Capt. George Tunison
Pomp anglers use small hair/bristle jigs with the dressing trimmed even with the bend in the hook. Use small pieces of shrimp, not a gob, and as mentioned hop retrieve it back along the bottom deliberately kicking up sand and mud. Thinking it's an escaping morsel they usually pounce on it and then put up an amazing fight.
Six- to 10-pound braided line and a 36-inch or longer leader of 8-10 pound fluorocarbon works well as a starting point. No hardware, please, as these guys are keen eyed. Connect line to leader with Uni-Knots.
That being said, once you get a bite by a good specimen you will quickly see and feel why this delicious fish is first and foremost a member of the hard fighting jack family. On six-pound braid don't try to horse him in as you probably will get broken off.
Most pomp anglers use a variety of jig colors and even double jigs. Most are brightly colored and I've had the best luck on yellows and fluorescent yellows.
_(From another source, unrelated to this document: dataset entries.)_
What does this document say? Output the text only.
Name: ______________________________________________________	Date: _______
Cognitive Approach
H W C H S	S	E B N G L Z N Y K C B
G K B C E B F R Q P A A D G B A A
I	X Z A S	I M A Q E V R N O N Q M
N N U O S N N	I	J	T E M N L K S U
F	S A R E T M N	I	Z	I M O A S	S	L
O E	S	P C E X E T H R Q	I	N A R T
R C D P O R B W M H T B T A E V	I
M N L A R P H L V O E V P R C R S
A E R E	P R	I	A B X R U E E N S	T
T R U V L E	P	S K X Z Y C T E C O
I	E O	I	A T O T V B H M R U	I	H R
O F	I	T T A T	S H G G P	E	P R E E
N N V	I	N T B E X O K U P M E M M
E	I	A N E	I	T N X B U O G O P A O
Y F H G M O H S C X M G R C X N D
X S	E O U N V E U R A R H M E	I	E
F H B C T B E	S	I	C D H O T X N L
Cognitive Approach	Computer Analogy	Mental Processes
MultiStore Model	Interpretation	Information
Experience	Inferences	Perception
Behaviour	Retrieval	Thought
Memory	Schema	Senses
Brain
Although the jig is considered to be the go-to pomp lure, I've caught my two largest inshore specimens on gold spoons intended for redfish. The largest one over 5 pounds was caught on the flats 100 yards behind Bert's Bar in Matlacha.
In most parts of the state pompano are caught by surf fishermen, like those scattered along Cocoa Beach in the north or pier anglers hauling them over the rails at Sebastian Inlet across the peninsula.
Although I haven't put the time in to try it I see no reason why a knowledgeable surf angler shouldn't be able to score as well on Gulf-side beach areas, especially close to the passes.
Wait! It gets better! This is one of the best tasting fishes in Florida. Meaty, yet with a delicate flavor. Baked and stuffed with crab meat or sauteed in a hot pan with a little garlic, butter, salt, and pepper it's a winner.
At last check you are allowed to keep six per day with an 11-inch (to the fork in the tail) size limit.
So you want to go fishing but a look outside the window reveals the palm trees bent heavily in the wind with white caps on the water? It's still OK. Stay close to home and explore the nearly 500 miles of wind protected canals within the city limits.
Bass fishing in fresh water and in brackish? Yes, we have it right here in Cape Coral along with miles and miles of salt canals hosting trout, jacks, tarpon, trophy snook, sharks, sheepshead, even redfish and grouper
A few years back a neighbor caught a 25-pound grouper in a NW Cape canal and yes, I did see the pictures. In the same canal a 50-plus pound grass carp died and washed up on my seawall.
Sharks in the NW Spreader canal? Definitely! I've caught them as well as my neighbors.
Use your electronics and explore your part of the canal system and look for structure, deep holes, and dropoffs. Note crusty docks that support more marine life.